Sin embargo, a pesar del papel emblemático de esta victoria -«la más alta ocasión que vieron los siglos», en palabras de Cervantes-, las hostilidades prosiguieron.
No deja de haber cierta ironía en que países destinados a ser aliados acabasen simpatizando con el Gran Turco. A veces, por conveniencia y otras por disputarse una gloria pasajera.
Los dos casos más conocidos son el acuerdo establecido en 1536 entre el rey del Francia, Francisco I, y el sultán Solimán I el Magnífico, y la colaboración entre piratas berberiscos e ingleses para asaltar barcos católicos durante el siglo XVII. Pero en el libro hay otros ejemplos llamativos.
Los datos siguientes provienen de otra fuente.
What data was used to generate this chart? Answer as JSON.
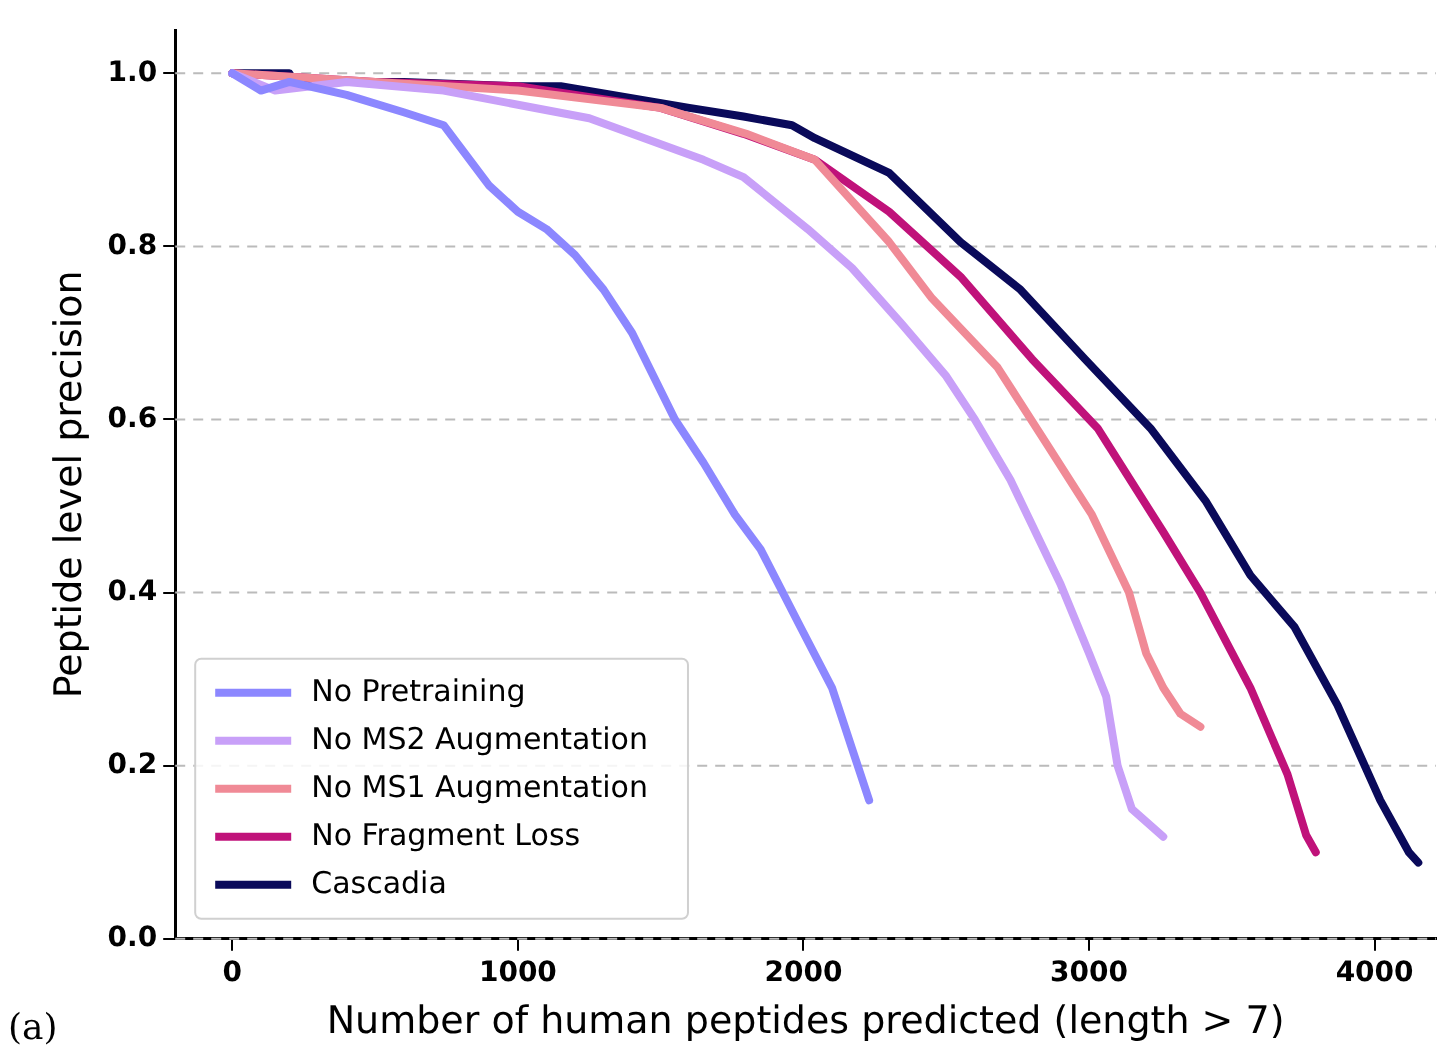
{
  "chart_data": {
    "type": "line",
    "xlabel": "Number of human peptides predicted (length > 7)",
    "ylabel": "Peptide level precision",
    "xlim": [
      -200,
      4215
    ],
    "xticks": [
      0,
      1000,
      2000,
      3000,
      4000
    ],
    "ylim": [
      0,
      1.05
    ],
    "yticks": [
      {
        "value": 0,
        "label": "0.0"
      },
      0.2,
      0.4,
      0.6,
      0.8,
      {
        "value": 1,
        "label": "1.0"
      }
    ],
    "grid": "y",
    "legend": "bottom left",
    "marker": "none",
    "line_style": "solid",
    "annotations": [
      "(a)"
    ],
    "series": [
      {
        "name": "No Pretraining",
        "color": "#8c87ff",
        "x": [
          0,
          100,
          200,
          400,
          600,
          740,
          900,
          1000,
          1100,
          1200,
          1300,
          1400,
          1550,
          1650,
          1760,
          1850,
          1990,
          2100,
          2170,
          2230
        ],
        "values": [
          1.0,
          0.98,
          0.99,
          0.975,
          0.955,
          0.94,
          0.87,
          0.84,
          0.82,
          0.79,
          0.75,
          0.7,
          0.6,
          0.55,
          0.49,
          0.45,
          0.36,
          0.29,
          0.22,
          0.16
        ]
      },
      {
        "name": "No MS2 Augmentation",
        "color": "#c8a0f8",
        "x": [
          0,
          150,
          400,
          740,
          1250,
          1650,
          1790,
          2015,
          2170,
          2345,
          2500,
          2600,
          2725,
          2900,
          3000,
          3060,
          3100,
          3150,
          3260
        ],
        "values": [
          1.0,
          0.98,
          0.99,
          0.98,
          0.948,
          0.9,
          0.88,
          0.82,
          0.775,
          0.71,
          0.65,
          0.6,
          0.53,
          0.41,
          0.33,
          0.28,
          0.2,
          0.15,
          0.118
        ]
      },
      {
        "name": "No MS1 Augmentation",
        "color": "#f08a96",
        "x": [
          0,
          500,
          1000,
          1500,
          1800,
          2040,
          2300,
          2450,
          2680,
          2855,
          3010,
          3140,
          3200,
          3260,
          3320,
          3390
        ],
        "values": [
          1.0,
          0.99,
          0.98,
          0.96,
          0.93,
          0.9,
          0.805,
          0.74,
          0.66,
          0.57,
          0.49,
          0.4,
          0.33,
          0.29,
          0.26,
          0.245
        ]
      },
      {
        "name": "No Fragment Loss",
        "color": "#c0127a",
        "x": [
          0,
          500,
          1000,
          1500,
          1790,
          2040,
          2300,
          2550,
          2800,
          3030,
          3260,
          3390,
          3565,
          3695,
          3760,
          3794
        ],
        "values": [
          1.0,
          0.99,
          0.985,
          0.96,
          0.93,
          0.9,
          0.84,
          0.765,
          0.67,
          0.59,
          0.47,
          0.4,
          0.29,
          0.19,
          0.12,
          0.1
        ]
      },
      {
        "name": "Cascadia",
        "color": "#0a0a5a",
        "x": [
          0,
          200,
          210,
          600,
          1000,
          1150,
          1600,
          1790,
          1960,
          2040,
          2300,
          2550,
          2760,
          2985,
          3215,
          3410,
          3565,
          3720,
          3870,
          4020,
          4120,
          4153
        ],
        "values": [
          1.0,
          1.0,
          0.99,
          0.99,
          0.985,
          0.985,
          0.96,
          0.95,
          0.94,
          0.925,
          0.885,
          0.805,
          0.75,
          0.67,
          0.59,
          0.505,
          0.42,
          0.36,
          0.27,
          0.16,
          0.1,
          0.088
        ]
      }
    ]
  }
}
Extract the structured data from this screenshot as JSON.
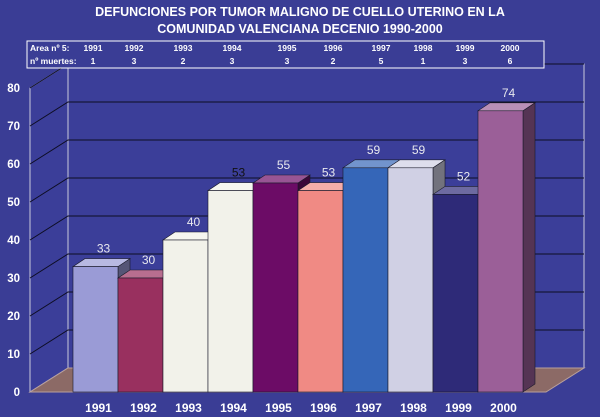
{
  "title_lines": [
    "DEFUNCIONES POR TUMOR MALIGNO DE CUELLO UTERINO EN LA",
    "COMUNIDAD VALENCIANA   DECENIO 1990-2000"
  ],
  "data_table": {
    "row_headers": [
      "Area nº 5:",
      "nº muertes:"
    ],
    "years": [
      "1991",
      "1992",
      "1993",
      "1994",
      "1995",
      "1996",
      "1997",
      "1998",
      "1999",
      "2000"
    ],
    "deaths": [
      "1",
      "3",
      "2",
      "3",
      "3",
      "2",
      "5",
      "1",
      "3",
      "6"
    ]
  },
  "chart_data": {
    "type": "bar",
    "title": "DEFUNCIONES POR TUMOR MALIGNO DE CUELLO UTERINO EN LA COMUNIDAD VALENCIANA   DECENIO 1990-2000",
    "categories": [
      "1991",
      "1992",
      "1993",
      "1994",
      "1995",
      "1996",
      "1997",
      "1998",
      "1999",
      "2000"
    ],
    "values": [
      33,
      30,
      40,
      53,
      55,
      53,
      59,
      59,
      52,
      74
    ],
    "data_labels": [
      "33",
      "30",
      "40",
      "53",
      "55",
      "53",
      "59",
      "59",
      "52",
      "74"
    ],
    "y_ticks": [
      "0",
      "10",
      "20",
      "30",
      "40",
      "50",
      "60",
      "70",
      "80"
    ],
    "ylim": [
      0,
      80
    ],
    "grid": true,
    "legend": "none",
    "bar_colors": [
      "#9a9bd6",
      "#99305f",
      "#f2f2ea",
      "#f2f2ea",
      "#6c0c66",
      "#f08a84",
      "#3566b8",
      "#d0d0e4",
      "#2e2a78",
      "#9b5f98"
    ],
    "label_colors": [
      "#e8e8ee",
      "#e8e8ee",
      "#e8e8ee",
      "#111111",
      "#e8e8ee",
      "#e8e8ee",
      "#e8e8ee",
      "#e8e8ee",
      "#e8e8ee",
      "#e8e8ee"
    ]
  }
}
A veces, la política de alianzas es tan incomprensible que constantemente debemos buscar explicaciones alternativas. Para muestra, un botón: «El atamán Bogdán Jmelnitski, de los cosacos zapórogos ‒escribe Ágoston‒, se rebeló contra los polacos en 1648, y se alió con el kan de Crimea, vasallo otomano. En 1652, Jmeltnitski entabló una alianza con la Sublime Puerta, pero al haber recibido poca ayuda tangible de Constantinopla, se dirigió a Moscú. Tras largas negociaciones, Jmelnitski juró lealtad al zar Alejo a principios de 1654 en Pereiaslav, lo que no solo desencadenó un ataque conjunto contra la Mancomunidad de Polonia-Lituania, sino que también propició una larga alianza entre polacos y tártaros de Crimea (1654-1666) contra Rusia y el Hetmanato (el Estado ucraniano)».
Pero hay algo que no cambió: cada vez que los europeos veían arder el horizonte o escuchaban el murmullo de los tambores, les resultaba fácil imaginar a los jinetes espahís avanzando entre un mar de lanzas.
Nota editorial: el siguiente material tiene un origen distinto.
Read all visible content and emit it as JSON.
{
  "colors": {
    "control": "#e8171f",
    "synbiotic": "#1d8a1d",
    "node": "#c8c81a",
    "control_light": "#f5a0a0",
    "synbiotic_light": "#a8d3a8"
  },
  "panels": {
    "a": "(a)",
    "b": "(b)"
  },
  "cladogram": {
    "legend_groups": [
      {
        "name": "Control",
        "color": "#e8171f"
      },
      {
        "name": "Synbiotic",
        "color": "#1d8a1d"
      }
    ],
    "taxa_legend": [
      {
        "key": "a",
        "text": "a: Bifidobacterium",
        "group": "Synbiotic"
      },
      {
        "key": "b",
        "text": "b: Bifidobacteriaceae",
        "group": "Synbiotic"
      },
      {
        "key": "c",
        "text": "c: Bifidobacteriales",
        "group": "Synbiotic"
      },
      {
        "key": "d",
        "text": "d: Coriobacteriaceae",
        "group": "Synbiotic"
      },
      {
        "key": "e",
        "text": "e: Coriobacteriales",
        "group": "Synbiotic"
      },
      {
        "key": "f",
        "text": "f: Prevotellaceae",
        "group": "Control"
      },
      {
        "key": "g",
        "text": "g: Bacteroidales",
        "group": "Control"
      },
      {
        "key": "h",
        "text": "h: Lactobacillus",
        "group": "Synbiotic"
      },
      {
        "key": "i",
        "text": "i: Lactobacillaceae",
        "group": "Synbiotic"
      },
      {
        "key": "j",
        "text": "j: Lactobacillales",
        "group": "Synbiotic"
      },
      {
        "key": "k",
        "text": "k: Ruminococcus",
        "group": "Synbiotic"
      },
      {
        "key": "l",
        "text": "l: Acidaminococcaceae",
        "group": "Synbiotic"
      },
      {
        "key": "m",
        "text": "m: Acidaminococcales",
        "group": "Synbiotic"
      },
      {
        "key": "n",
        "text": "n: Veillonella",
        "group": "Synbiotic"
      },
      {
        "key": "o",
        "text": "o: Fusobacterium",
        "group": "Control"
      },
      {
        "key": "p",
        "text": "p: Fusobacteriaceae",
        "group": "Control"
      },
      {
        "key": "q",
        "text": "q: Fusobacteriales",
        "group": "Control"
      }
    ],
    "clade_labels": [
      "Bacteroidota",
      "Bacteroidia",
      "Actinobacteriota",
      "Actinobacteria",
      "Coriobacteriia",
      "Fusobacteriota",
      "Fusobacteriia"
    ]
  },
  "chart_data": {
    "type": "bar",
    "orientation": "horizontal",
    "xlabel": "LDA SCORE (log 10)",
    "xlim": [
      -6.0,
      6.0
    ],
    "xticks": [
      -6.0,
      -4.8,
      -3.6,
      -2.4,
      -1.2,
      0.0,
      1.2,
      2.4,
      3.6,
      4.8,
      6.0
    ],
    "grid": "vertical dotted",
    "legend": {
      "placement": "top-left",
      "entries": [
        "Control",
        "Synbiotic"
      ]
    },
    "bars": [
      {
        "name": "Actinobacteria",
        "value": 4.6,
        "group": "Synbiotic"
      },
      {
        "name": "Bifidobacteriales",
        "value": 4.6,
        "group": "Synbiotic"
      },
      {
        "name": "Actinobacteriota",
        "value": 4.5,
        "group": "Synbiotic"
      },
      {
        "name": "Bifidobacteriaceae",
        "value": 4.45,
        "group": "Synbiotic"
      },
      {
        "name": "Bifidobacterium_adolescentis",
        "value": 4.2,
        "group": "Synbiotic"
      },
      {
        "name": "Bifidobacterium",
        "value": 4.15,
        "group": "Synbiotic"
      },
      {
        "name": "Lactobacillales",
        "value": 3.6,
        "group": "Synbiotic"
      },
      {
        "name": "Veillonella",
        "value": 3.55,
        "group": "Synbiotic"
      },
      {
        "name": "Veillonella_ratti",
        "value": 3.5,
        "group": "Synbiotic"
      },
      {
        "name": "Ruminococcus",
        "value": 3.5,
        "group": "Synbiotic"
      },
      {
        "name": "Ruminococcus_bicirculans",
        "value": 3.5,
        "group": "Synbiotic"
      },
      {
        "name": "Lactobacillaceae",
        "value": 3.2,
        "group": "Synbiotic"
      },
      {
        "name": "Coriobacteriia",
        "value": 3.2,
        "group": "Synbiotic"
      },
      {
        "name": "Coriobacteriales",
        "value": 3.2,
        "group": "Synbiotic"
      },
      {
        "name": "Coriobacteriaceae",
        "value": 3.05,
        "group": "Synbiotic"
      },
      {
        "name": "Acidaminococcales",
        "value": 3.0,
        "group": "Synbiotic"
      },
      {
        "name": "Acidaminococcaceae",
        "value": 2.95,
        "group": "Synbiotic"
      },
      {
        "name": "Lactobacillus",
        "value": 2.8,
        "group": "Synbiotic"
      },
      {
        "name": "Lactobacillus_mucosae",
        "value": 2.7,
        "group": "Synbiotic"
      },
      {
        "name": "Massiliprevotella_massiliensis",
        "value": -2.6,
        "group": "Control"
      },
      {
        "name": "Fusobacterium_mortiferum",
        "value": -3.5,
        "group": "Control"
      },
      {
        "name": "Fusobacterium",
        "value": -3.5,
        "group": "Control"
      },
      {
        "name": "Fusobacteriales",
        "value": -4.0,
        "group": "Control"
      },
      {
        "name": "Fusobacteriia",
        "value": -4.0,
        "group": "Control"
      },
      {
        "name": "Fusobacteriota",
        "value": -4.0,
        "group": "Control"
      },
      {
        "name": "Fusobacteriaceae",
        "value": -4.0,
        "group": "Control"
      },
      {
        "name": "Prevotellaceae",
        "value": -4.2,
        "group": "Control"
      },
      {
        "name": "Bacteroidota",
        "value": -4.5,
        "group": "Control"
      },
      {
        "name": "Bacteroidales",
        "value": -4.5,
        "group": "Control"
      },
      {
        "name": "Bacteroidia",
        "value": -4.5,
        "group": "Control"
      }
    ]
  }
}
Por suerte, en 1699, tanto la caballería turca como las columnas de jenízaros detuvieron su avance cuando el sultán Mustafá II tuvo que aceptar la Paz de Karlowitz.
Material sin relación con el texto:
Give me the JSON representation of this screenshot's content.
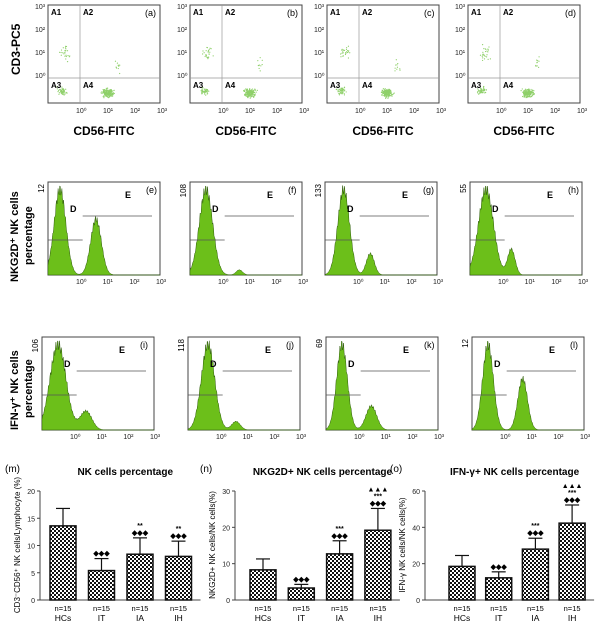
{
  "colors": {
    "histogram_fill": "#6cbf1a",
    "dots": "#8fd06a",
    "bar_pattern": "#000000"
  },
  "flow_row": {
    "y_label": "CD3-PC5",
    "x_label": "CD56-FITC",
    "y_ticks": [
      "10³",
      "10²",
      "10¹",
      "10⁰"
    ],
    "x_ticks": [
      "10⁰",
      "10¹",
      "10²",
      "10³"
    ],
    "quadrants": [
      "A1",
      "A2",
      "A3",
      "A4"
    ],
    "panels": [
      {
        "label": "(a)"
      },
      {
        "label": "(b)"
      },
      {
        "label": "(c)"
      },
      {
        "label": "(d)"
      }
    ]
  },
  "hist_rows": [
    {
      "y_label_1": "NKG2D⁺ NK cells",
      "y_label_2": "percentage",
      "panels": [
        {
          "label": "(e)",
          "ymax": "12",
          "peaks": [
            [
              -0.75,
              1.0,
              0.22
            ],
            [
              0.6,
              0.65,
              0.2
            ]
          ]
        },
        {
          "label": "(f)",
          "ymax": "108",
          "peaks": [
            [
              -0.6,
              1.0,
              0.25
            ],
            [
              0.65,
              0.06,
              0.12
            ]
          ]
        },
        {
          "label": "(g)",
          "ymax": "133",
          "peaks": [
            [
              -0.5,
              1.0,
              0.22
            ],
            [
              0.5,
              0.25,
              0.15
            ]
          ]
        },
        {
          "label": "(h)",
          "ymax": "55",
          "peaks": [
            [
              -0.6,
              1.0,
              0.28
            ],
            [
              0.35,
              0.3,
              0.14
            ]
          ]
        }
      ]
    },
    {
      "y_label_1": "IFN-γ⁺ NK cells",
      "y_label_2": "percentage",
      "panels": [
        {
          "label": "(i)",
          "ymax": "106",
          "peaks": [
            [
              -0.6,
              1.0,
              0.3
            ],
            [
              0.45,
              0.22,
              0.22
            ]
          ]
        },
        {
          "label": "(j)",
          "ymax": "118",
          "peaks": [
            [
              -0.45,
              1.0,
              0.25
            ],
            [
              0.6,
              0.1,
              0.16
            ]
          ]
        },
        {
          "label": "(k)",
          "ymax": "69",
          "peaks": [
            [
              -0.6,
              1.0,
              0.2
            ],
            [
              0.5,
              0.28,
              0.2
            ]
          ]
        },
        {
          "label": "(l)",
          "ymax": "12",
          "peaks": [
            [
              -0.6,
              1.0,
              0.2
            ],
            [
              0.7,
              0.6,
              0.18
            ]
          ]
        }
      ]
    }
  ],
  "hist_common": {
    "x_ticks": [
      "10⁰",
      "10¹",
      "10²",
      "10³"
    ],
    "gate_d": "D",
    "gate_e": "E"
  },
  "chart_data": [
    {
      "type": "bar",
      "panel": "(m)",
      "title": "NK cells percentage",
      "ylabel": "CD3⁻CD56⁺ NK cells/Lymphocyte (%)",
      "categories": [
        "HCs",
        "IT",
        "IA",
        "IH"
      ],
      "n_labels": [
        "n=15",
        "n=15",
        "n=15",
        "n=15"
      ],
      "values": [
        13.6,
        5.4,
        8.4,
        8.0
      ],
      "errors": [
        3.2,
        2.2,
        3.0,
        2.8
      ],
      "annotations": [
        [],
        [
          "◆◆◆"
        ],
        [
          "**",
          "◆◆◆"
        ],
        [
          "**",
          "◆◆◆"
        ]
      ],
      "ylim": [
        0,
        20
      ],
      "yticks": [
        0,
        5,
        10,
        15,
        20
      ]
    },
    {
      "type": "bar",
      "panel": "(n)",
      "title": "NKG2D+ NK cells percentage",
      "ylabel": "NKG2D+ NK cells/NK cells(%)",
      "categories": [
        "HCs",
        "IT",
        "IA",
        "IH"
      ],
      "n_labels": [
        "n=15",
        "n=15",
        "n=15",
        "n=15"
      ],
      "values": [
        8.3,
        3.3,
        12.7,
        19.2
      ],
      "errors": [
        3.0,
        1.0,
        3.6,
        6.0
      ],
      "annotations": [
        [],
        [
          "◆◆◆"
        ],
        [
          "***",
          "◆◆◆"
        ],
        [
          "▲▲▲",
          "***",
          "◆◆◆"
        ]
      ],
      "ylim": [
        0,
        30
      ],
      "yticks": [
        0,
        10,
        20,
        30
      ]
    },
    {
      "type": "bar",
      "panel": "(o)",
      "title": "IFN-γ+ NK cells percentage",
      "ylabel": "IFN-γ NK cells/NK cells(%)",
      "categories": [
        "HCs",
        "IT",
        "IA",
        "IH"
      ],
      "n_labels": [
        "n=15",
        "n=15",
        "n=15",
        "n=15"
      ],
      "values": [
        18.5,
        12.2,
        28.0,
        42.3
      ],
      "errors": [
        6.0,
        3.3,
        6.0,
        10.0
      ],
      "annotations": [
        [],
        [
          "◆◆◆"
        ],
        [
          "***",
          "◆◆◆"
        ],
        [
          "▲▲▲",
          "***",
          "◆◆◆"
        ]
      ],
      "ylim": [
        0,
        60
      ],
      "yticks": [
        0,
        20,
        40,
        60
      ]
    }
  ]
}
Tras esa humillación, el vaivén de coaliciones y rupturas fue algo más fluido, avivado por la rivalidad entre rusos y británicos entre el siglo XVIII y el XIX. A la larga, el Gran Juego ‒la expresión con la que se describe este desafío entre los zares y la monarquía inglesa- también supuso un reto endemoniado para los otomanos, convertidos en actores de reparto de un drama que culminó con la Primera Guerra Mundial.
Dos siglos de decadencia
Ágoston nos proporciona algunas claves para entender por qué Constantinopla no llegó a ser la capital de Europa. Menciona a un observador privilegiado, Ibrahim Muteferrika, un renegado húngaro que fue el primer editor que dirigió una imprenta con un tipo de letra árabe. En 1732, Muteferrika «alabó la estructura de los ejércitos cristianos, las proporciones equilibradas de infantería, caballería y dragones, y la excelente cooperación entre estos grupos». En cambio, los otomanos poseían virtudes que podían ser esenciales en el siglo XVI, pero que ya no lo fueron tanto a partir del XVIII: la fuerza numérica y las habilidades en la guerra de asedio.
Turquía se estaba quedando anticuada y su desventaja en el campo de batalla pronto se haría notar.
En todo caso, como sucedió con el Imperio español, los otomanos decayeron con parsimonia. Es más, sus territorios no dejaron de crecer hasta finales del siglo XVII. Así lo cuenta el historiador hispanobritánico Felipe Fernández-Armesto en Millennium: «Cuando, en 1721, los diplomáticos austríacos, dieron por descontado que Turquía era ‘el hombre enfermo de Europa’, el paciente continuó desafiando a los ansiosos cirujanos durante dos siglos más. Entretanto, sólo se le amputaron extremidades de las que podía prescindir. Lo notable del fenómeno otomano no fue la larga enfermedad, sino la larga supervivencia; no la afección agotadora, sino la robusta perseverancia de un cuerpo resistente».